Dubai: President-elect Donald Trump could add another bit of uncertainty into the Middle East’s already fluid real estate market sentiments. It’s already showing up in the form of a stronger dollar and to that could be added the fallout from any policy decisions after taking office.
“An uptick in imported inflation as a result of a weaker dollar will put already stretched Middle East household finances — still reeling from the economic fallout of the low oil price environment — under further pressure,” said Steven Morgan, senior Partner at Cluttons, the property consultancy.
“Inflation is already rising in the region due to cost containment measures introduced by the region’s governments as they work to cushion budgetary shortfalls. Any further contraction in oil prices will also have negative ramifications for the property markets, especially where the oil sector dominates office take up and is responsible for the bulk of new household creation.”
But Dubai’s realty could yet be a net gainer — “With events like the 2020 World Expo looming on the horizon, the surprise US election results may boost domestic investment activity temporarily, which will be welcome news for the property markets across the region as they currently work their way towards the bottom of their current cycles.
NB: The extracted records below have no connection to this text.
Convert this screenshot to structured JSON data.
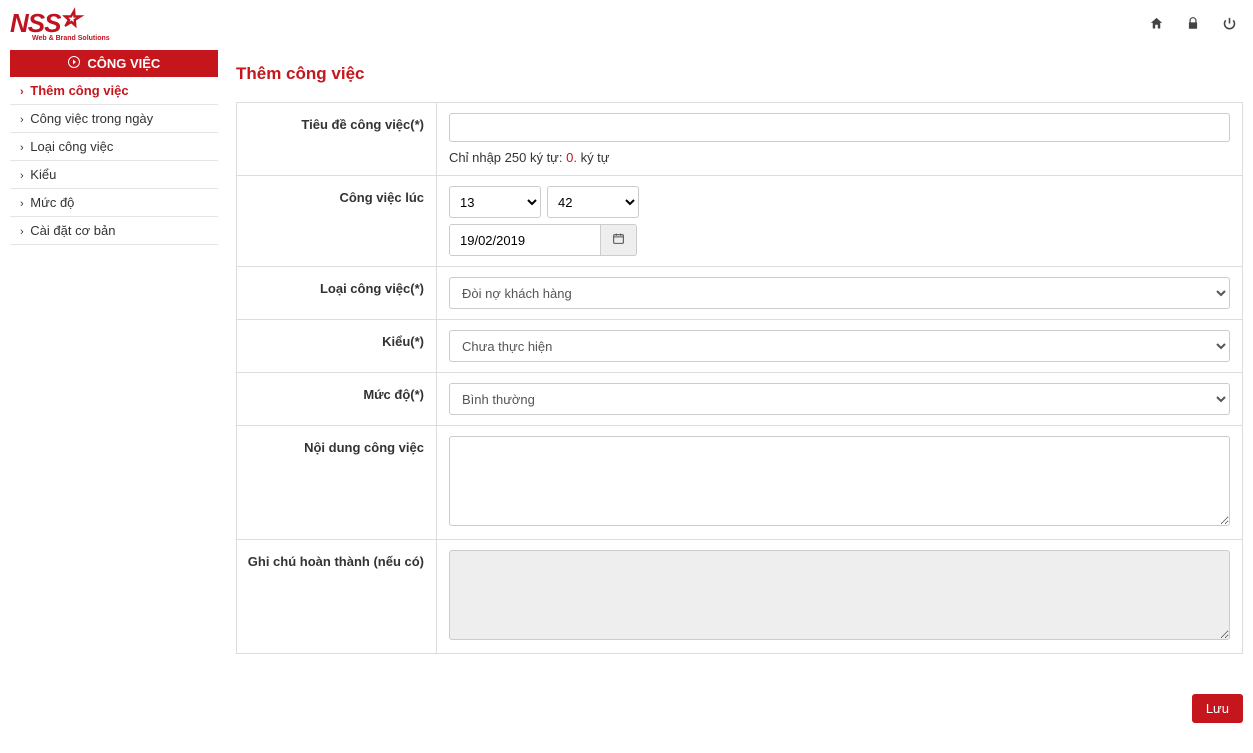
{
  "brand": {
    "name": "NSS",
    "tagline": "Web & Brand Solutions"
  },
  "topbar": {
    "home_icon": "home",
    "lock_icon": "lock",
    "power_icon": "power"
  },
  "sidebar": {
    "header": "CÔNG VIỆC",
    "items": [
      {
        "label": "Thêm công việc",
        "active": true
      },
      {
        "label": "Công việc trong ngày",
        "active": false
      },
      {
        "label": "Loại công việc",
        "active": false
      },
      {
        "label": "Kiểu",
        "active": false
      },
      {
        "label": "Mức độ",
        "active": false
      },
      {
        "label": "Cài đặt cơ bản",
        "active": false
      }
    ]
  },
  "page": {
    "title": "Thêm công việc"
  },
  "form": {
    "title": {
      "label": "Tiêu đề công việc(*)",
      "value": "",
      "hint_prefix": "Chỉ nhập 250 ký tự: ",
      "hint_count": "0.",
      "hint_suffix": " ký tự"
    },
    "schedule": {
      "label": "Công việc lúc",
      "hour": "13",
      "minute": "42",
      "date": "19/02/2019"
    },
    "type": {
      "label": "Loại công việc(*)",
      "value": "Đòi nợ khách hàng"
    },
    "style": {
      "label": "Kiểu(*)",
      "value": "Chưa thực hiện"
    },
    "level": {
      "label": "Mức độ(*)",
      "value": "Bình thường"
    },
    "content": {
      "label": "Nội dung công việc",
      "value": ""
    },
    "note": {
      "label": "Ghi chú hoàn thành (nếu có)",
      "value": ""
    }
  },
  "actions": {
    "save": "Lưu"
  }
}
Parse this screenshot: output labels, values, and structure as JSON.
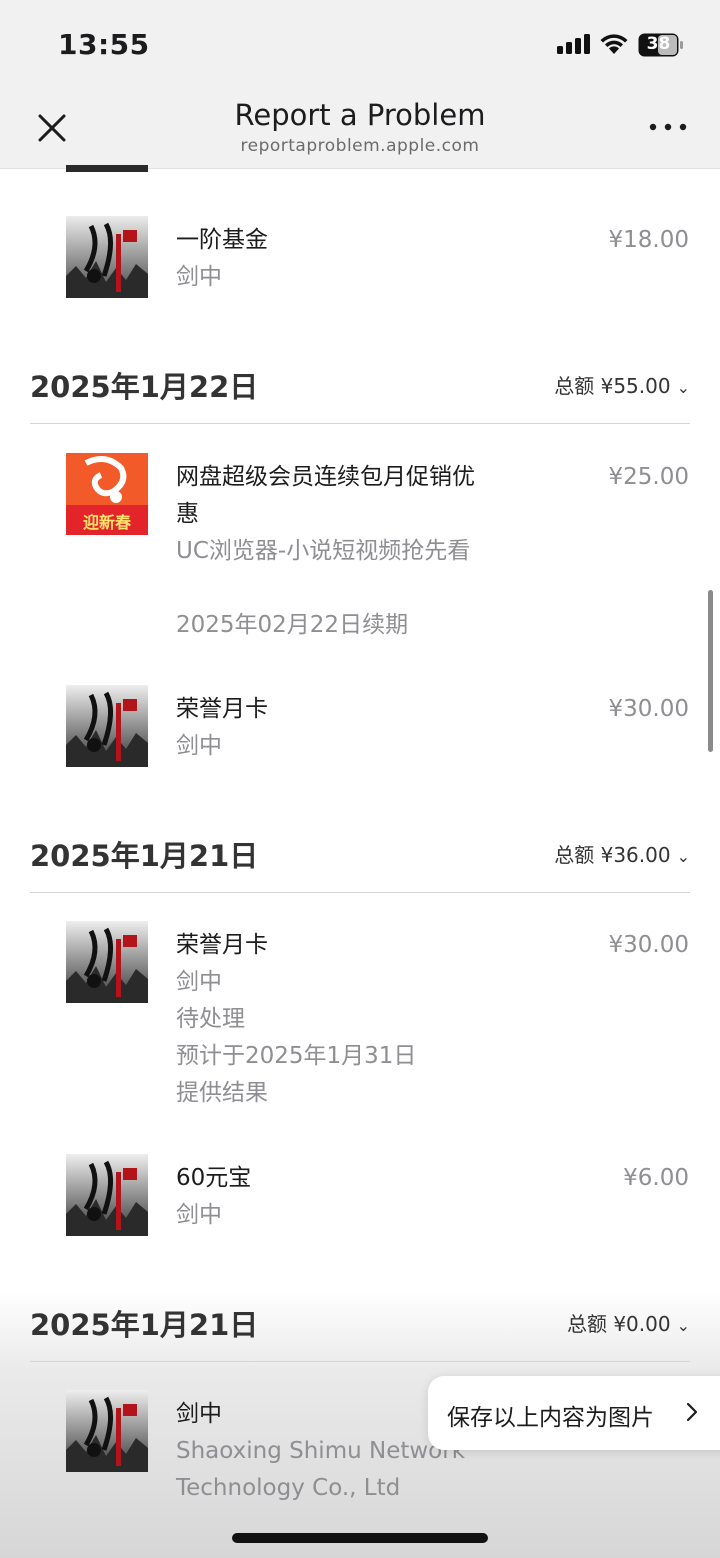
{
  "status": {
    "time": "13:55",
    "battery": "38"
  },
  "nav": {
    "title": "Report a Problem",
    "subtitle": "reportaproblem.apple.com"
  },
  "groups": [
    {
      "date": "",
      "total": "",
      "items": [
        {
          "name": "一阶基金",
          "subs": [
            "剑中"
          ],
          "price": "¥18.00",
          "icon": "jianzhong-game-icon"
        }
      ]
    },
    {
      "date": "2025年1月22日",
      "total": "总额 ¥55.00",
      "items": [
        {
          "name": "网盘超级会员连续包月促销优惠",
          "subs": [
            "UC浏览器-小说短视频抢先看",
            "2025年02月22日续期"
          ],
          "price": "¥25.00",
          "icon": "uc-browser-icon",
          "badge": "迎新春"
        },
        {
          "name": "荣誉月卡",
          "subs": [
            "剑中"
          ],
          "price": "¥30.00",
          "icon": "jianzhong-game-icon"
        }
      ]
    },
    {
      "date": "2025年1月21日",
      "total": "总额 ¥36.00",
      "items": [
        {
          "name": "荣誉月卡",
          "subs": [
            "剑中",
            "待处理",
            "预计于2025年1月31日提供结果"
          ],
          "price": "¥30.00",
          "icon": "jianzhong-game-icon"
        },
        {
          "name": "60元宝",
          "subs": [
            "剑中"
          ],
          "price": "¥6.00",
          "icon": "jianzhong-game-icon"
        }
      ]
    },
    {
      "date": "2025年1月21日",
      "total": "总额 ¥0.00",
      "items": [
        {
          "name": "剑中",
          "subs": [
            "Shaoxing Shimu Network Technology Co., Ltd"
          ],
          "price": "",
          "icon": "jianzhong-game-icon"
        }
      ]
    }
  ],
  "save_button": {
    "label": "保存以上内容为图片"
  },
  "colors": {
    "secondary_text": "#8e8e93",
    "header_bg": "#f1f1f1",
    "uc_orange": "#f26b2b",
    "uc_red": "#e3242b"
  }
}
“From our standpoint, economic cycles have a habit of fuelling uncertainty and while this year has been particularly volatile. There are clear opportunities for investors.
“Uncertainty is relative and it’s quite clear that it’s going to linger — so markets like Dubai are likely to benefit from more inward regional investment as investors gravitate to locations on their door step with a proven track-record.”
The Trump-forced uncertainty could even extend to the US realty markets from a Middle East investor’s perspective. In fact, even before the recent election, US cities were dropping in the list of preferred choices among high net worth regional investors.
While London followed by New York for 2016 were their top overseas picks in Cluttons’ recent Middle East Private Capital Survey, no US city figures in their choices next year.
And Dubai overtook London as the most preferred property investment location for 2017, while Toronto was the sole North American city cited as a prospect next year.
America’s loss could be Canada’s gain. According to Faisal Durrani, Head of Research at Cluttons, said: “Rising numbers of students from the Gulf travelling to Canada has certainly aided the city’s emergence in the minds of the Gulf’s wealthy. But it’s quite likely that it will serve as a proxy location to New York, while we all wait and watch to see what ramifications, if any, the US election result has on global property investment flows.”